You couldn't hear a pin drop the night we filmed it. It is one of those rare times when the emotions dug so deeply. It was an event.
— John Ratzenberger, USA Today, May 1993.

Reviews have been positive. It is considered one of the favorites of cast and crew who were involved with this episode, including Allyce Beasley and especially the late Nicholas Colasanto. George Wendt and John Ratzenberger—who portrayed Norm and Cliff, respectively—considered it one of their personal favorites, mainly because of the office scene between Coach and his daughter. R.D. Heldenfels from The Sunday Gazette called the office scene "poignant." Robert Bianco of The Pittsburgh Press praised this episode as one of his favorites and called its office scene between Coach and his daughter "tender".

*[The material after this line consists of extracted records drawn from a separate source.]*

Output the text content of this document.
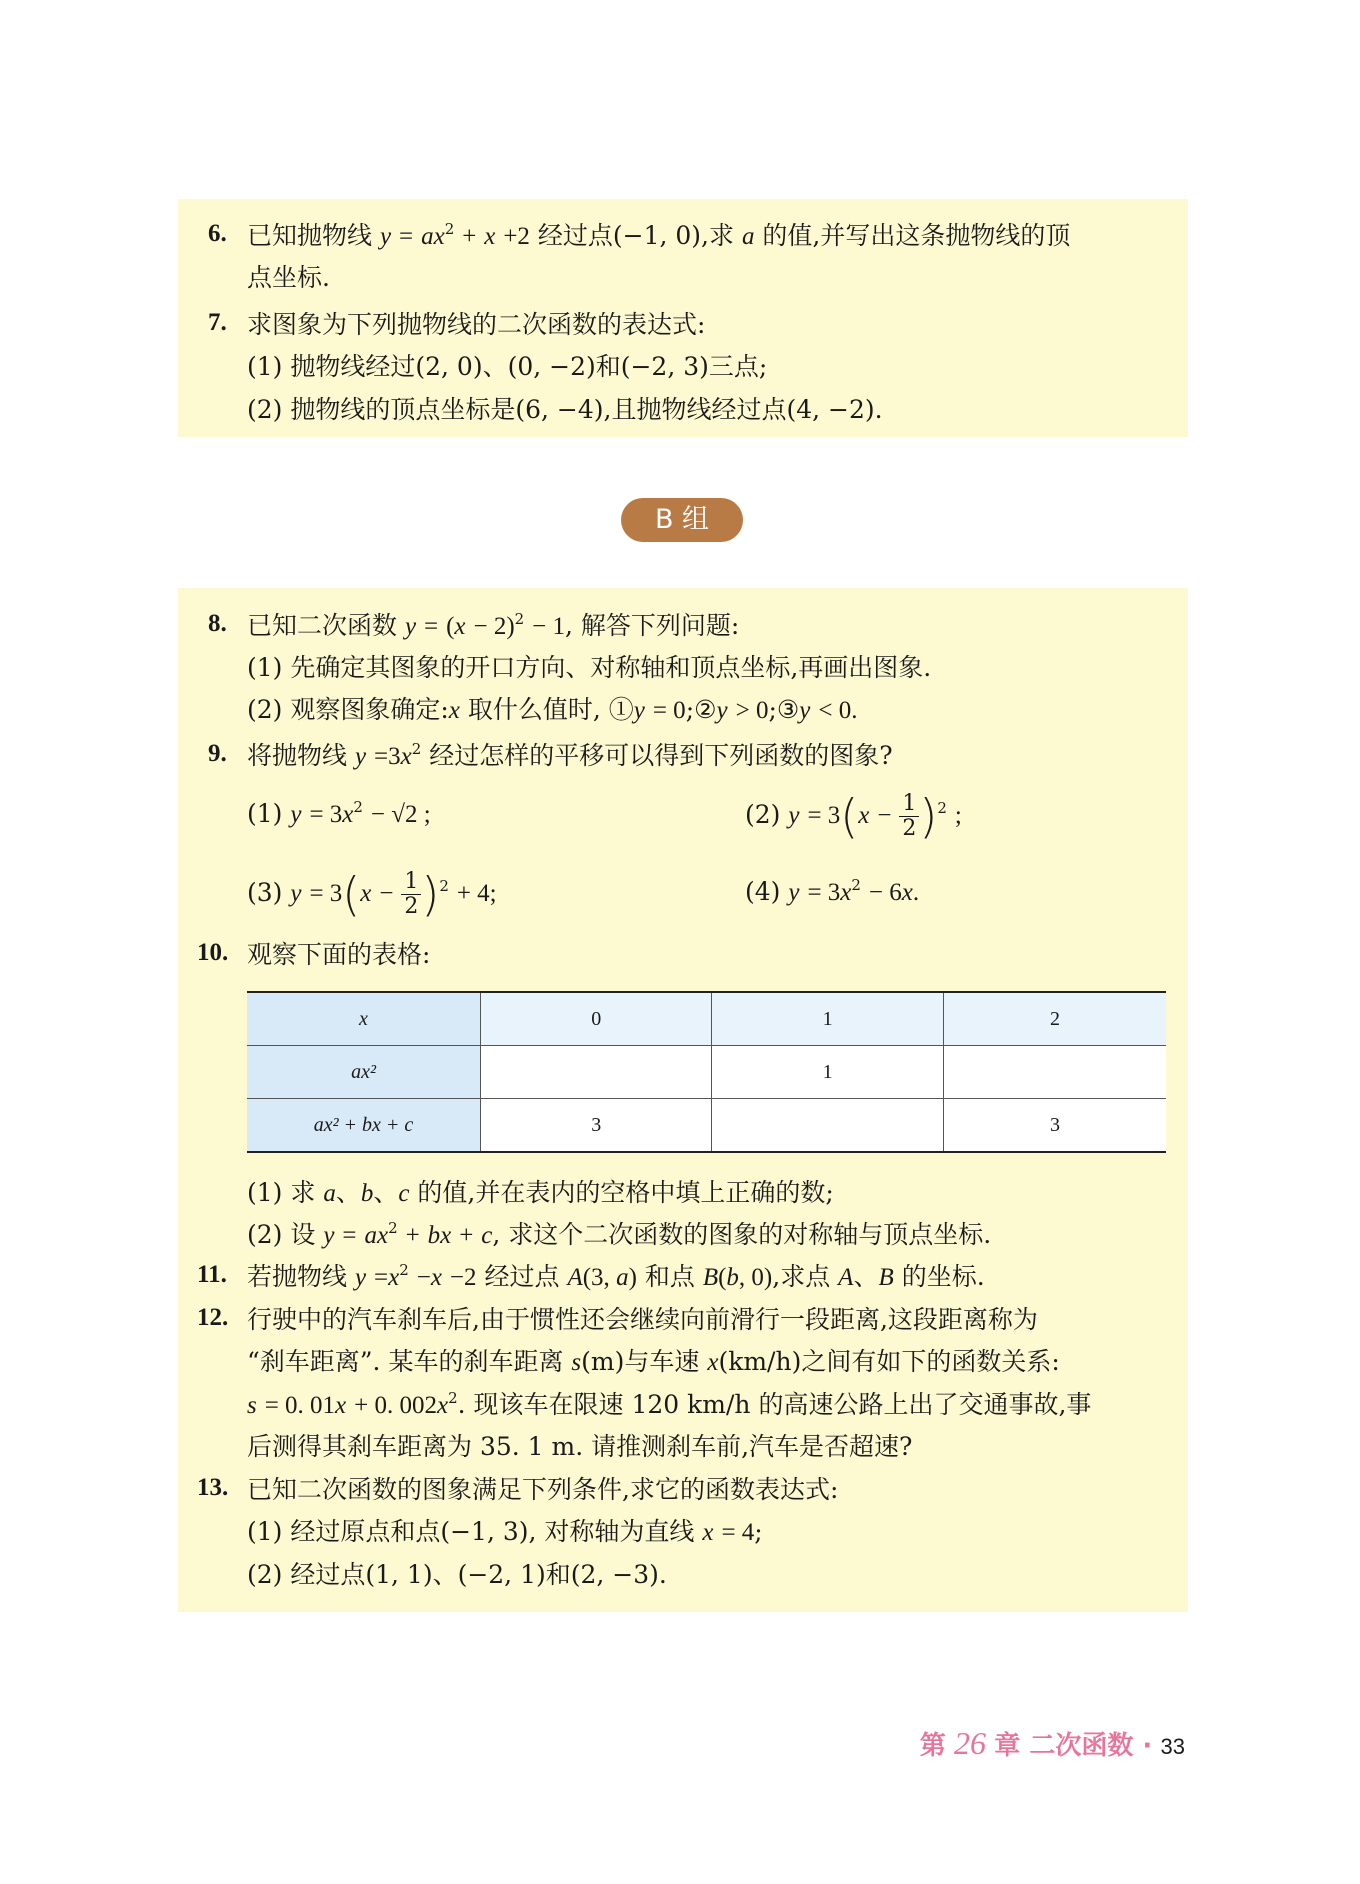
6. 已知抛物线 $y = ax^2 + x +2$ 经过点(−1, 0),求 a 的值,并写出这条抛物线的顶
点坐标.
7. 求图象为下列抛物线的二次函数的表达式:
(1) 抛物线经过(2, 0)、(0, −2)和(−2, 3)三点;
(2) 抛物线的顶点坐标是(6, −4),且抛物线经过点(4, −2).
B 组
8. 已知二次函数 $y = (x - 2)^2 - 1$, 解答下列问题:
(1) 先确定其图象的开口方向、对称轴和顶点坐标,再画出图象.
(2) 观察图象确定:x 取什么值时, ①y = 0;②y > 0;③y < 0.
9. 将抛物线 $y =3x^2$ 经过怎样的平移可以得到下列函数的图象?
(1) $y = 3x^2 - √2$ ;	(2) $y = 3(x - \frac{1}{2} )^2$ ;
(3) $y = 3(x - \frac{1}{2} )^2 + 4$;	(4) $y = 3x^2 - 6x$.
10. 观察下面的表格:
x	0	1	2
ax²		1	
ax² + bx + c	3		3
(1) 求 a、b、c 的值,并在表内的空格中填上正确的数;
(2) 设 $y = ax^2$ + bx + c, 求这个二次函数的图象的对称轴与顶点坐标.
11. 若抛物线 $y =x^2 -x -2$ 经过点 A(3, a) 和点 B(b, 0),求点 A、B 的坐标.
12. 行驶中的汽车刹车后,由于惯性还会继续向前滑行一段距离,这段距离称为
“刹车距离”. 某车的刹车距离 s(m)与车速 x(km/h)之间有如下的函数关系:
s = 0. 01x + 0. $002x^2$. 现该车在限速 120 km/h 的高速公路上出了交通事故,事
后测得其刹车距离为 35. 1 m. 请推测刹车前,汽车是否超速?
13. 已知二次函数的图象满足下列条件,求它的函数表达式:
(1) 经过原点和点(−1, 3), 对称轴为直线 x = 4;
(2) 经过点(1, 1)、(−2, 1)和(2, −3).
第 26 章 二次函数 · 33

Many reviewers at The A.V. Club agreed that the scene between Coach and his daughter at the office is the most redeeming part of the episode, but they have mixed feelings about the rest of the episode. Ryan McGee found this episode too draggy and found Coach's daughter—Lisa—underdeveloped. Meredith Blake found this episode "underwhelming". Others praised this episode overall, including moments outside the story of Coach's daughter. Erik Adams observed that Coach can immediately sense a bad aspect about Roy, even when Coach is a "simpleton".

== Aftermath ==
Glen and Les Charles wanted this episode Emmy-nominated for Outstanding Writing for a Comedy Series, but Ken Estin, writer of this episode, declined. (Estin was working simultaneously on Taxi, and as he was permitted only to submit one episode to the nominating committee for consideration, he submitted a Taxi script instead.)

Before appearing as a receptionist for a fictional detective agency in the television show, Moonlighting, Allyce Beasley had not found other roles for one year after this episode, according to Beasley herself.

== In popular culture ==
This episode is referenced in the novel American Gods by Neil Gaiman. In the novel, the main character is revealed to have watched this episode, particularly the office scene between Coach and his daughter. Later, gods contact him by controlling Carla, Cliff, and Diane via broadcast of this episode.